Вовек не отблагодарю я!»
 
   Я отдал ему листок, украшенный виньетками, и процедил что-то нечленораздельное,
   – Вот уж не думал, что она такие, стало быть, штуки способна написать! – сказал Юра, еще и еще пробегая глазами по строчкам.
   Неужели он, действительно, влюблен? Ведь только по-настоящему влюбленные бывают слепы. Ведь только Юра – один из всего экипажа – способен поверить, что это написала Виктория. Скорее всего, это работа старого виннипегского волка – свистнул из какого-нибудь женского журнала чужое стихотворение и немного подкорректировал его в своем вкусе за бутылку какого-нибудь дрянного бренди, а бутылку Виктория свистнула или выклянчила у Юры. Старикан, вообще-то, не так прост, как кажется. Он умеет следить свою выгоду и интерес, он из стихотворных талантов способен извлечь полезное и приятное…
   Мобил укачался, В углу под умывальником наблевано. Длинношерстный сенбернар забрался в мою койку и дрожит. Ему очень плохо и стыдно. Скулит.
   – Ничего страшного, дружище! Нормальное дело! – говорю я псу веселым и беззаботным голосом, хотя приятного мало. – Сейчас мы под ветер ляжем, качать меньше станет, тебя погулять выведу чуток, понимаешь? Все, дружище, сделаем согласно правил хорошей морской практики…
   Я убираю собачью блевотину, призвав на помощь огромный опыт по уборке штормовых гальюнов, который я копил с шестнадцати до двадцати двух лет.
   Да, ветеринар, который запретил Мобилу летать, очевидно не подумал, что у нас на море куда хуже, чем на любом самолете – во всяком случае дольше.
   Засовываю псу сквозь клыки в пасть таблетку аэрона и уговариваю проглотить. Глотает. Оставляю его в койке, а сам ложусь на диван и, хотя меня то и дело поднимает на попа, проваливаюсь в черную жижу штормового сна, битком набитую кренящимися, нависающими надо мной контейнерами. Просыпаюсь от трансляции. Голос Юры: «Всей палубной команде на подкрепление груза в третьем и четвертом номере! Всей палубной команде на подкрепление груза в третьем и четвертом номере!» В каюте Кудрявцев – отцепляет Мобила с поводка, – выводил, пока я спал. Отрабатывает парень обещанные графские фунты. Вид какой-то встрепанный; объясняет, что зашел к пассажиру спросить о французском философе семнадцатого века из шести букв, еще героя пьесы Островского «Лес» никто не знал, а кроссворд интересный, вот он и зашел к пассажиру, а тот говорит, что ему противно с человеком, который уклонился от выполнения интернационального долга.
   – Вы что, тоже меня трусом посчитали? – грубо вопрошает Саша, он битком набит вызовом и угрозой, как дуэлянт у барьера; волосы взлохмачены, светлые бачки потемнели от пота, голубизна так и брызгает из глаз.
   – Постригся бы ты, Саша, – говорю я.
   – И вы туда же!
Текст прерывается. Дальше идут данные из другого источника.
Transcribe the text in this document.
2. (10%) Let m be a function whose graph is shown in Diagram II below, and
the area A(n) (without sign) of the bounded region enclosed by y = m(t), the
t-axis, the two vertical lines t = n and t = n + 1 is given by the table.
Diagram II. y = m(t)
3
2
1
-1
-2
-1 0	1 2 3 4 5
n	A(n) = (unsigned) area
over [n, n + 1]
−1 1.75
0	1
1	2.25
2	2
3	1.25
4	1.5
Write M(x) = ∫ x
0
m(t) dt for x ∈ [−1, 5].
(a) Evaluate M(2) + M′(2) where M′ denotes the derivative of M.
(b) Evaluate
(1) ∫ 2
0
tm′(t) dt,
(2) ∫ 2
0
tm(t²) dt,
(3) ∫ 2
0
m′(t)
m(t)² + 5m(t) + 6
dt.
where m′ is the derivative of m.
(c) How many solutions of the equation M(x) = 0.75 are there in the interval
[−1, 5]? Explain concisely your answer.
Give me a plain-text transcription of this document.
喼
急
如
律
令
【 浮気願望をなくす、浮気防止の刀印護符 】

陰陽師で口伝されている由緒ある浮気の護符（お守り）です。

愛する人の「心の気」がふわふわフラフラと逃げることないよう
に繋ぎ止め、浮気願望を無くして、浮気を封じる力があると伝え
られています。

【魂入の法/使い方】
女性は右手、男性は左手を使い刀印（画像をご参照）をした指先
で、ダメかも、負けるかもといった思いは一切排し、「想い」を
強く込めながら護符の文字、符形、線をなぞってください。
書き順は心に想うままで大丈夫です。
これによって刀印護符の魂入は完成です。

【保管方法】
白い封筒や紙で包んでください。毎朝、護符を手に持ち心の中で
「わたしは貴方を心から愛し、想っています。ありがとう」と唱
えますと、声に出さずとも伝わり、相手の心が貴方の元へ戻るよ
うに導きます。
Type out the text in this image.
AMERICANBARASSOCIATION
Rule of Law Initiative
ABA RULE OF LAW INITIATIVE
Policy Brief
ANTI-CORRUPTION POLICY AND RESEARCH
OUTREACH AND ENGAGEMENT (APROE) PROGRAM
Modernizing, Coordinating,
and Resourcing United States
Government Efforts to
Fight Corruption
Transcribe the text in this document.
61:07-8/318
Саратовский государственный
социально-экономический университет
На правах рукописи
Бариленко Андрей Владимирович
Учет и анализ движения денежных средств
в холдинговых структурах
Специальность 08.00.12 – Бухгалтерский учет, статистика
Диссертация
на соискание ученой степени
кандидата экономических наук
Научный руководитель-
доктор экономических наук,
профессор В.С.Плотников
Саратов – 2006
Все меня постричь хотят… – А кто тебя еще постричь хочет?
   – А эта сука! Профессор мне тоже про прическу сейчас лекцию читал. Сходите к нему: кровь, говорит, из него вторые сутки течет – кровотечение какое-то, теперь белый весь и зубами скрипит, как барракуда… Собаке можно в вашей койке лежать или я его к трубе под умывальником привяжу?
   Паренек старался взять себя в руки, но я видел, что Саша взбешен. На сто пятьдесят шестой день рейса даже спокойный деревенский паренек носит в грудной клетке контактный взрыватель с сотней граммов нитроглицерина.
   – Слушай, Саша, а разве у Островского есть пьеса «Лес»? Я чего-то не помню такой.
   – Есть! Только героя никто не знает.
   – А философа отгадали?
   – Да, Декарт получается.
   – Ладно, пусти пса в койку, а сам иди на подкрепление. Сталь нас беспокоит и контейнера – работы уйма.
   – Справимся! А профессор еще меня Иисусом Христом обозвал: оброс, говорит, как Христос в пустыне, и волоса на пожаре подпалить забоялся, вот лысая сука!..
   – Хватит! Нельзя так про старших!
   У Шалапина оказалось кровотечение. Обнаруживается оно при посещении туалета. Объясняет, что не хотел говорить нам, чтобы мы на него не отвлекались и не беспокоились лишнего в период спасательной операции.